Liberal Democrat – don’t recall much about their party political broadcasts apart from the Incredible Silent man response to Labour’s attack on Clegg, I actually thought this was quite amusing and makes an important point, at least Clegg had the guts to debate with Farage, even if it did backfire slightly. Now at the time of writing I hadn’t received a Lib Dem leaflet but I have read through their European Manifesto which covered all the things you’d expect it to. Compared to Labour they do have more on climate change and the environment, which was good to see and overall there wasn’t a lot I would disagree with. From what I have seen of Graham Watson MEP he’s a good, decent MEP who does a good job for the South West in Europe – I hope he gets re-elected, but I’m not sure he’ll get my vote, mostly because I can’t get past the thought of the Lib Dems nationally and some of the policies they have voted for over the last few years as part of the Coalition government. So sorry Graham, you are being let down by your national party, but good luck and I hope you get back in.

Green – many of the foundations of Green Party policy are very close to my own values and beliefs, but in the past I wouldn’t have counted them as a credible party with a wide enough range of policies (not until the last 10 or so years anyway) so have never voted Green nationally or locally. I liked their leaflet and I have to say their party election broadcast was one of the best I have seen for some time now.
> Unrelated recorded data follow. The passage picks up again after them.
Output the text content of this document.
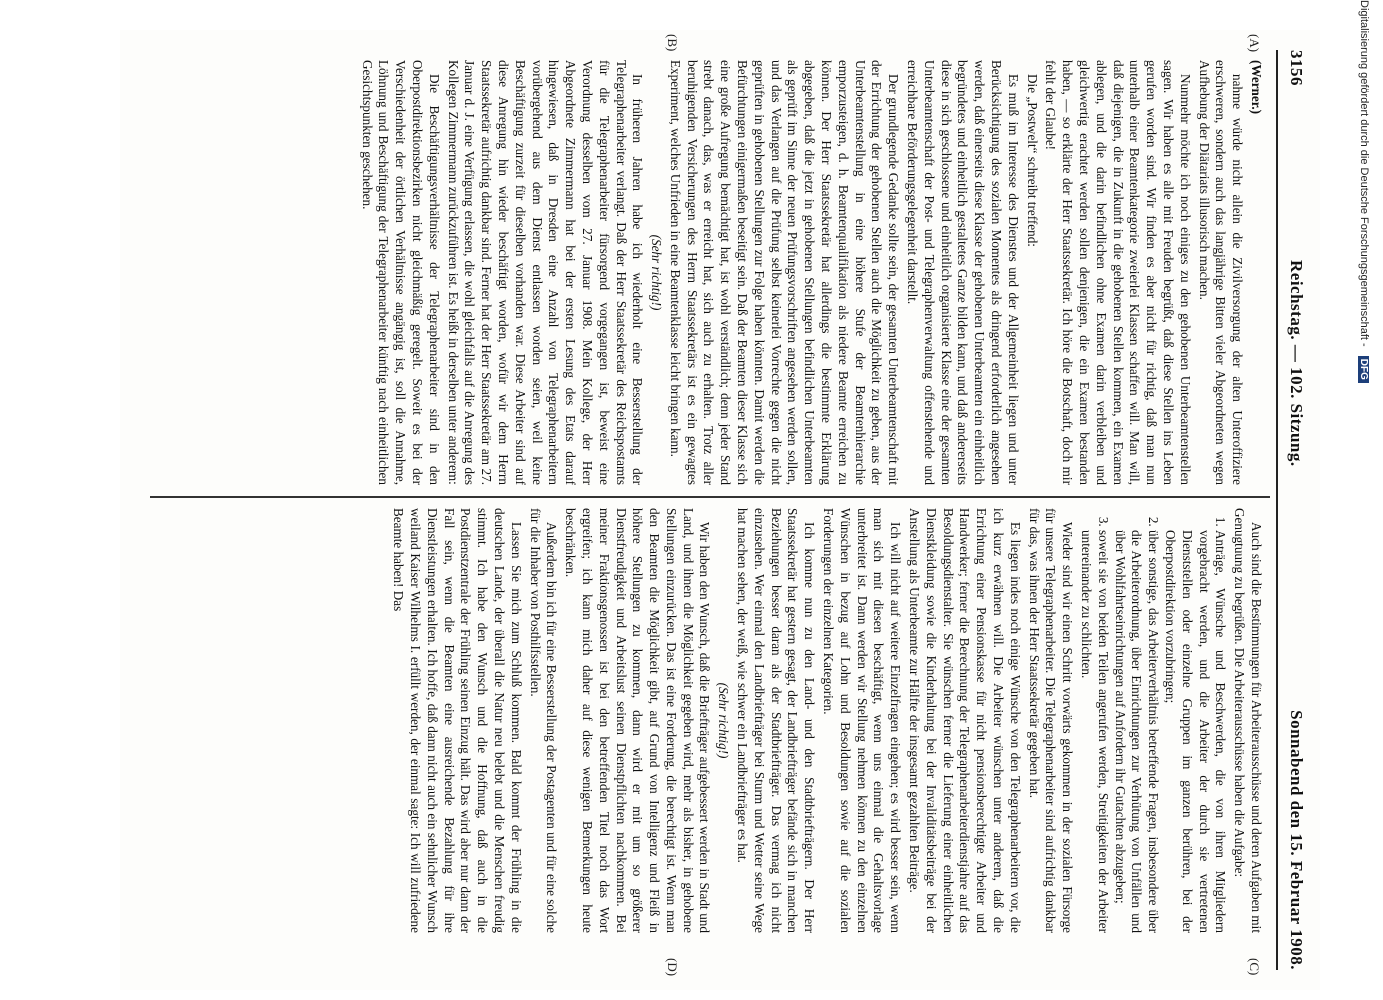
3156
Reichstag. — 102. Sitzung.
Sonnabend den 15. Februar 1908.
(A)
(B)
(C)
(D)

(Werner.)

nahme würde nicht allein die Zivilversorgung der alten Unteroffiziere erschweren, sondern auch das langjährige Bitten vieler Abgeordneten wegen Aufhebung der Diätariats illusorisch machen.

Nunmehr möchte ich noch einiges zu den gehobenen Unterbeamtenstellen sagen. Wir haben es alle mit Freuden begrüßt, daß diese Stellen ins Leben gerufen worden sind. Wir finden es aber nicht für richtig, daß man nun unterhalb einer Beamtenkategorie zweierlei Klassen schaffen will. Man will, daß diejenigen, die in Zukunft in die gehobenen Stellen kommen, ein Examen ablegen, und die darin befindlichen ohne Examen darin verbleiben und gleichwertig erachtet werden sollen denjenigen, die ein Examen bestanden haben, — so erklärte der Herr Staatssekretär. Ich höre die Botschaft, doch mir fehlt der Glaube!

Die „Postwelt“ schreibt treffend:

Es muß im Interesse des Dienstes und der Allgemeinheit liegen und unter Berücksichtigung des sozialen Momentes als dringend erforderlich angesehen werden, daß einerseits diese Klasse der gehobenen Unterbeamten ein einheitlich begründetes und einheitlich gestaltetes Ganze bilden kann, und daß andererseits diese in sich geschlossene und einheitlich organisierte Klasse eine der gesamten Unterbeamtenschaft der Post- und Telegraphenverwaltung offenstehende und erreichbare Beförderungsgelegenheit darstellt.

Der grundlegende Gedanke sollte sein, der gesamten Unterbeamtenschaft mit der Errichtung der gehobenen Stellen auch die Möglichkeit zu geben, aus der Unterbeamtenstellung in eine höhere Stufe der Beamtenhierarchie emporzusteigen, d. h. Beamtenqualifikation als niedere Beamte erreichen zu können. Der Herr Staatssekretär hat allerdings die bestimmte Erklärung abgegeben, daß die jetzt in gehobenen Stellungen befindlichen Unterbeamten als geprüft im Sinne der neuen Prüfungsvorschriften angesehen werden sollen, und das Verlangen auf die Prüfung selbst keinerlei Vorrechte gegen die nicht geprüften in gehobenen Stellungen zur Folge haben könnten. Damit werden die Befürchtungen einigermaßen beseitigt sein. Daß der Beamten dieser Klasse sich eine große Aufregung bemächtigt hat, ist wohl verständlich; denn jeder Stand strebt danach, das, was er erreicht hat, sich auch zu erhalten. Trotz aller beruhigenden Versicherungen des Herrn Staatssekretärs ist es ein gewagtes Experiment, welches Unfrieden in eine Beamtenklasse leicht bringen kann.

(Sehr richtig!)

In früheren Jahren habe ich wiederholt eine Besserstellung der Telegraphenarbeiter verlangt. Daß der Herr Staatssekretär des Reichspostamts für die Telegraphenarbeiter fürsorgend vorgegangen ist, beweist eine Verordnung desselben vom 27. Januar 1908. Mein Kollege, der Herr Abgeordnete Zimmermann hat bei der ersten Lesung des Etats darauf hingewiesen, daß in Dresden eine Anzahl von Telegraphenarbeitern vorübergehend aus dem Dienst entlassen worden seien, weil keine Beschäftigung zurzeit für dieselben vorhanden war. Diese Arbeiter sind auf diese Anregung hin wieder beschäftigt worden, wofür wir dem Herrn Staatssekretär aufrichtig dankbar sind. Ferner hat der Herr Staatssekretär am 27. Januar d. J. eine Verfügung erlassen, die wohl gleichfalls auf die Anregung des Kollegen Zimmermann zurückzuführen ist. Es heißt in derselben unter anderem:

Die Beschäftigungsverhältnisse der Telegraphenarbeiter sind in den Oberpostdirektionsbezirken nicht gleichmäßig geregelt. Soweit es bei der Verschiedenheit der örtlichen Verhältnisse angängig ist, soll die Annahme, Löhnung und Beschäftigung der Telegraphenarbeiter künftig nach einheitlichen Gesichtspunkten geschehen.

Auch sind die Bestimmungen für Arbeiterausschüsse und deren Aufgaben mit Genugtuung zu begrüßen. Die Arbeiterausschüsse haben die Aufgabe:

1. Anträge, Wünsche und Beschwerden, die von ihren Mitgliedern vorgebracht werden, und die Arbeiter der durch sie vertretenen Dienststellen oder einzelne Gruppen im ganzen berühren, bei der Oberpostdirektion vorzubringen;
2. über sonstige, das Arbeiterverhältnis betreffende Fragen, insbesondere über die Arbeiterordnung, über Einrichtungen zur Verhütung von Unfällen und über Wohlfahrtseinrichtungen auf Anfordern ihr Gutachten abzugeben;
3. soweit sie von beiden Teilen angerufen werden, Streitigkeiten der Arbeiter untereinander zu schlichten.

Wieder sind wir einen Schritt vorwärts gekommen in der sozialen Fürsorge für unsere Telegraphenarbeiter. Die Telegraphenarbeiter sind aufrichtig dankbar für das, was ihnen der Herr Staatssekretär gegeben hat.

Es liegen indes noch einige Wünsche von den Telegraphenarbeitern vor, die ich kurz erwähnen will. Die Arbeiter wünschen unter anderem, daß die Errichtung einer Pensionskasse für nicht pensionsberechtigte Arbeiter und Handwerker; ferner die Berechnung der Telegraphenarbeiterdienstjahre auf das Besoldungsdienstalter. Sie wünschen ferner die Lieferung einer einheitlichen Dienstkleidung sowie die Kinderhaltung bei der Invaliditätsbeiträge bei der Anstellung als Unterbeamte zur Hälfte der insgesamt gezahlten Beiträge.

Ich will nicht auf weitere Einzelfragen eingehen; es wird besser sein, wenn man sich mit diesen beschäftigt, wenn uns einmal die Gehaltsvorlage unterbreitet ist. Dann werden wir Stellung nehmen können zu den einzelnen Wünschen in bezug auf Lohn und Besoldungen sowie auf die sozialen Forderungen der einzelnen Kategorien.

Ich komme nun zu den Land- und den Stadtbriefträgern. Der Herr Staatssekretär hat gestern gesagt, der Landbriefträger befände sich in manchen Beziehungen besser daran als der Stadtbriefträger. Das vermag ich nicht einzusehen. Wer einmal den Landbriefträger bei Sturm und Wetter seine Wege hat machen sehen, der weiß, wie schwer ein Landbriefträger es hat.

(Sehr richtig!)

Wir haben den Wunsch, daß die Briefträger aufgebessert werden in Stadt und Land, und ihnen die Möglichkeit gegeben wird, mehr als bisher, in gehobene Stellungen einzurücken. Das ist eine Forderung, die berechtigt ist. Wenn man den Beamten die Möglichkeit gibt, auf Grund von Intelligenz und Fleiß in höhere Stellungen zu kommen, dann wird er mit um so größerer Dienstfreudigkeit und Arbeitslust seinen Dienstpflichten nachkommen. Bei meiner Fraktionsgenossen ist bei den betreffenden Titel noch das Wort ergreifen; ich kann mich daher auf diese wenigen Bemerkungen heute beschränken.

Außerdem bin ich für eine Besserstellung der Postagenten und für eine solche für die Inhaber von Posthilfsstellen.

Lassen Sie mich zum Schluß kommen. Bald kommt der Frühling in die deutschen Lande, der überall die Natur neu belebt und die Menschen freudig stimmt. Ich habe den Wunsch und die Hoffnung, daß auch in die Postdienstzentrale der Frühling seinen Einzug hält. Das wird aber nur dann der Fall sein, wenn die Beamten eine ausreichende Bezahlung für ihre Dienstleistungen erhalten. Ich hoffe, daß dann nicht auch ein sehnlicher Wunsch weiland Kaiser Wilhelms I. erfüllt werden, der einmal sagte: Ich will zufriedene Beamte haben! Das

Digitalisierung gefördert durch die Deutsche Forschungsgemeinschaft - DFG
They come across a lot more professional and credible now than when I first got to know them back in the late 80’s and early 90’s, soon after they formed. They certainly hit more of the right buttons for me in terms of prioritisation of policies on climate change, environment, jobs, public services and workers’ rights both nationally and at a European level. I can’t help but think they have taken advantage of Labour’s shift to the centre and grabbed some of the centre-left ground with their policies, but hey at least someone is! I also thought that Molly Scott Cato, as lead candidate, did an excellent job in the hustings meetings/interviews I have watched and/or listened to. So maybe this time I’ll vote Green, it’s certainly looking likely and it would be good to have a green MEP in the South West.

With European elections on the same day as the local elections in Bristol, it will also be interesting to see how this impacts on local voting patterns. One third of the seats are up for election, with the current Lib Dem leader, Tim Kent, a likely target along with Gary Hopkins. It does however all seem slightly pointless now we have an elected mayor in Bristol, who doesn’t belong to any political party. We will undoubtedly see Labour gain more seats and extend their majority, but so what, what difference does it actually make to how the council works or how decisions are taken? But I will no doubt watch with interest as the result pour in and will undoubtedly blog about the results.

Whatever your political beliefs and voting intentions, it is of course important to actually use your vote, so do remember to vote on 22nd May!